The reason the recipe asks you to poach the shrimp in wine in the first place is to add flavor to the shrimp. Madeleine Kamman, author of The New Making of a Cook (Canada, UK) would have you go one step further and simmer your shrimp in a court bouillon – a flavored poaching liquid. Of the various court bouillon recipes she includes in her book, the one she recommends for shrimp also includes wine. But we think you can combine a bit of two recipes and omit the wine.

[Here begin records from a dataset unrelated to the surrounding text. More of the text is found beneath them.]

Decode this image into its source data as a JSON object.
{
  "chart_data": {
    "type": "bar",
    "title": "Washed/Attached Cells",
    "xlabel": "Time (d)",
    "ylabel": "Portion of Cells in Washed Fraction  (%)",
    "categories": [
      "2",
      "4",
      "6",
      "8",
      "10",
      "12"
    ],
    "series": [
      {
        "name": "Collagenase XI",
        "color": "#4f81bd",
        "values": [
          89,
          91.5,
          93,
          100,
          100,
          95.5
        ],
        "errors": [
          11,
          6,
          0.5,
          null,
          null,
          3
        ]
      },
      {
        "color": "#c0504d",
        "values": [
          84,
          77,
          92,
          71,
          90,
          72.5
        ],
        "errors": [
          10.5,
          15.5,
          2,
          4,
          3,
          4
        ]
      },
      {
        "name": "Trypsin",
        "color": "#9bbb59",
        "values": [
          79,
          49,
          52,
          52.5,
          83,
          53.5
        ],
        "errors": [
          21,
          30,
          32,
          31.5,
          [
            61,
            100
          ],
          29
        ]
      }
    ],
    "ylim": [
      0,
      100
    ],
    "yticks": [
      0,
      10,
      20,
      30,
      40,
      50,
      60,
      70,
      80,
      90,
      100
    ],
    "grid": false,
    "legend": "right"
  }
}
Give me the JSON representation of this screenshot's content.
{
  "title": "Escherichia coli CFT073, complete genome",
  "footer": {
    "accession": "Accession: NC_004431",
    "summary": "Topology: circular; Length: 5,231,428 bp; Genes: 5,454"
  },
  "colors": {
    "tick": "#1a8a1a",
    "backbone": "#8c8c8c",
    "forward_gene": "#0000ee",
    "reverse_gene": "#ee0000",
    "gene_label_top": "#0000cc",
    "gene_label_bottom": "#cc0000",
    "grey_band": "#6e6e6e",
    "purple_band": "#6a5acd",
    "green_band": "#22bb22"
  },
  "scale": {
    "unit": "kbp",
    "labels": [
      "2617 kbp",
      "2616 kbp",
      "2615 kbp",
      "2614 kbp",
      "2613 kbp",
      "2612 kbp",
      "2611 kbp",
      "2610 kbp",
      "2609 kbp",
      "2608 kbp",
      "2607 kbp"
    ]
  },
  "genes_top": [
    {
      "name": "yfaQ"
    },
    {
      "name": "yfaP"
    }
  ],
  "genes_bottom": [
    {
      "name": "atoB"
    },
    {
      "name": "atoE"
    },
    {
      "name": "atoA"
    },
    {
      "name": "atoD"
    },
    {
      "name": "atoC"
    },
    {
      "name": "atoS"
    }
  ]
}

Her recipe for court bouillon for shrimp includes 2 cups of water, 4 cups of bottled clam juice, 2 cups of dry white wine, a bouquet garni (a bundle of thyme, parsley and bay leaf), 6 cracked peppercorns and a pinch of salt. Another court bouillon is based on red or white wine vinegar or cider vinegar, so we’d substitute a cup of either vinegar and a cup of water in place of the wine. She wants you to mix the ingredients together, bring them to a boil, simmer them on medium-low for 30 minutes and pass it all through a strainer before using it for your shrimp. While the quantity may seem large, you can freeze the bouillon afterwards and use it again.

The success of poaching seafood in a court bouillon, Mrs. Kamman says further, depends on keeping the temperature between 200° and 205°F at sea level (93° and 96°C) – so that it never reaches a boil. Otherwise your costly tender seafood will be tough.